Lundi 26 septembre : refuge Val Ferrera

       

                 Se lever a été dur ce matin. Tout est humide dehors. J'emballe la toile de tente et mes affaires encore mouillées dans le sursac dans l'espoir de pouvoir les faire sécher en chemin. Je trouve un sentier bien tracé derrière le camping qui semble aller dans la bonne direction. Et bien non ! Comme hier, insuffisamment entretenu, je suis obligée de le quitter pour cheminer hors sentier dans la végétation mouillée. Je rejoins le bitume à gauche de la vallée et monte à Boldis Sobira, très joli village catalan. J'y retrouve le GR 11 et monte doucement le long d'une piste jusqu'au col de Tudela. Là-haut, il y a assez de soleil pour que je puisse y faire sécher mes affaires.

 

 

                 Après la pause déjeuner, je redescend toujours sur une piste et là je commence à fatiguer. Les épingles s'enchaînent et mes pieds ne supportent plus les kilomètres. Mon dos me fait très mal également. Enfin, je suis mieux ici que là-haut où les nuages commencent à monter sérieusement. Arrivée en vallée, il faut encore rejoindre le refuge Vall Ferrera, c'est-à-dire 3 heures de marche encore sur une piste interminable avec en prime encore 600 m de dénivelé.

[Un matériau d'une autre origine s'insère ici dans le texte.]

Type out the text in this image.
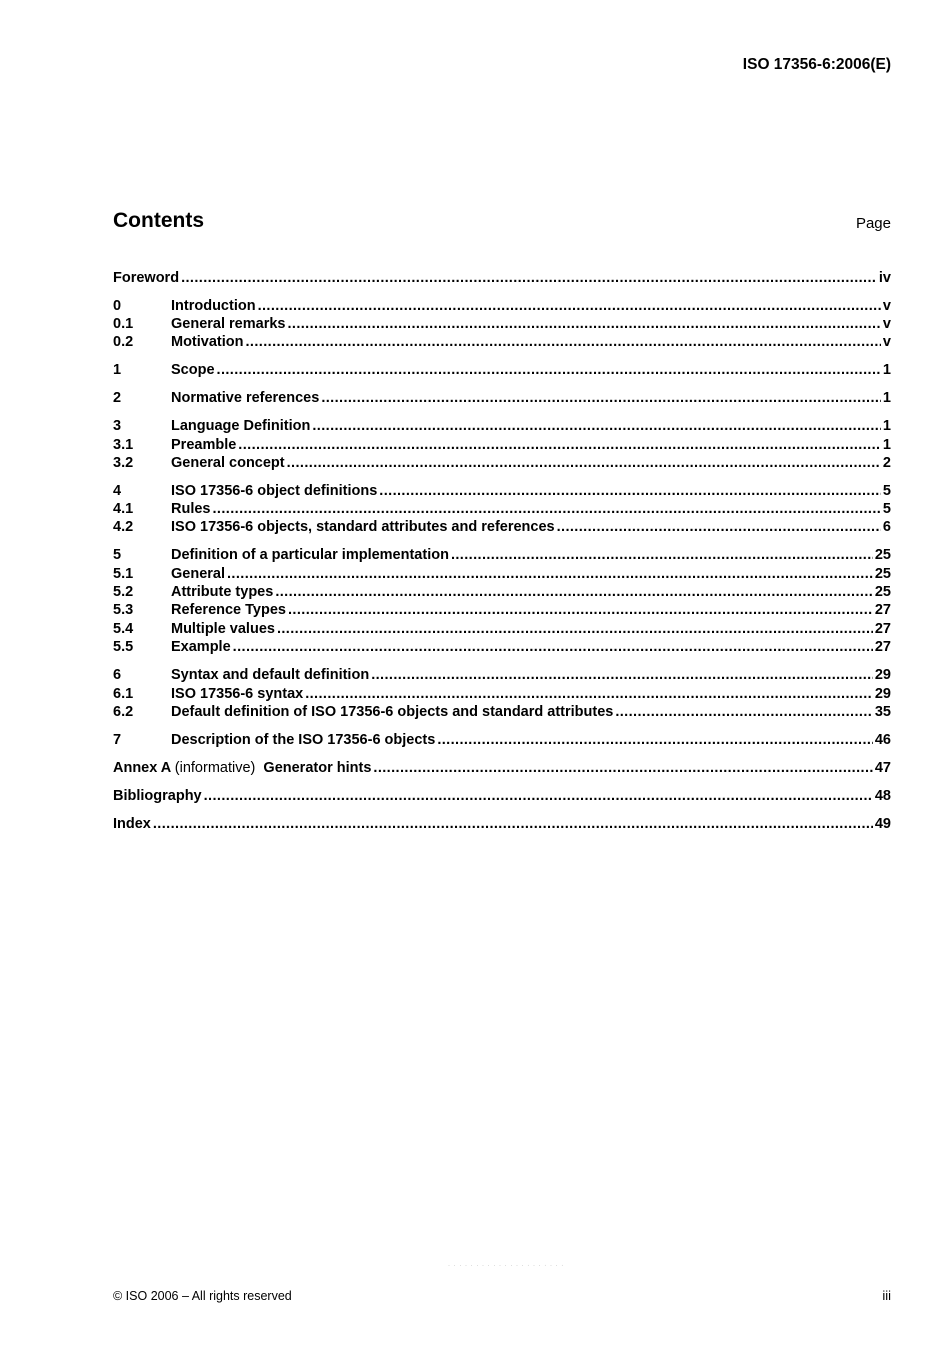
ISO 17356-6:2006(E)
Contents	Page
Foreword .....	iv
0	Introduction .....	v
0.1	General remarks .....	v
0.2	Motivation .....	v
1	Scope .....	1
2	Normative references .....	1
3	Language Definition .....	1
3.1	Preamble .....	1
3.2	General concept .....	2
4	ISO 17356-6 object definitions .....	5
4.1	Rules .....	5
4.2	ISO 17356-6 objects, standard attributes and references .....	6
5	Definition of a particular implementation .....	25
5.1	General .....	25
5.2	Attribute types .....	25
5.3	Reference Types .....	27
5.4	Multiple values .....	27
5.5	Example .....	27
6	Syntax and default definition .....	29
6.1	ISO 17356-6 syntax .....	29
6.2	Default definition of ISO 17356-6 objects and standard attributes .....	35
7	Description of the ISO 17356-6 objects .....	46
Annex A (informative) Generator hints .....	47
Bibliography .....	48
Index .....	49
· · · · · · · · · · · · · · · · · · · · ·
© ISO 2006 – All rights reserved	iii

Je suis tentée de poser ma tente ici mais c'est demain que la nouvelle dégradation météo est annoncée donc si je ne passe pas le port de Rat de bonne heure, je risque de rester coincée là par le mauvais temps. Une fois en Andorre, je ne risquerais plus la neige ou le brouillard. Dieu merci, un sympathique couple d'espagnols vient à passer en voiture et me propose de monter. C'est la providence qui les envoie. Bien sur je triche encore un peu mais c'est pour la bonne cause. Si le temps était au beau, je resterai volontiers à bivouaquer dans le foret. Je peux enfin me reposer dans la voiture et admirer la beauté de la forêt du Vall Ferrera à l'automne.

 

            Le refuge est encore ouvert, c'est une chance. Il fait gris et froid, j'apprécie de ne pas passer la nuit sous la tente. Ce soir je suis la seule cliente et passe la soirée avec 4 ouvriers espagnols qui travaillent à l'annexe du refuge. Drôle d'ambiance...

 

Bilan : - 1200 m de dénivelé

 

La variante GR11, même si elle semble facile, s'avère être pénible car oblige à enchaîner des pistes interminables où il n'est pas même possible de couper car les sentiers annexes ne sont pas entretenus. Cela m'aura au moins permit de profiter de la beauté des villages catalans. Je regrette un peu d'avoir du éviter le passage par la vallée du Soucelm en France que Véron dit très belle et sauvage. Mais je me promets d'y retourner rapidement avec Grégoire une fois mon aventure achevée.

 

> mardi 27 septembre



Article ajouté le 2006-03-05 , consulté 735 fois

Commentaires


yoguy le 10/05/2007 à 00:23:23
Je prépare la suite de ma traversée des pyrénées laissées il y a trois ans au refuge de Rulhe dans l'Ariège. Je repartirai de là mais je vais à l'envers; allant de la Méditerrannée à l'Atlantique; je rebrousse le HRP; 10 jours au programme cette année, après une traversée des Dolomites en 2006, une boucle dans le massif des Ecrins en 2005. Je trouve votre blog très bien fait ; merci pour ce moment de rêve.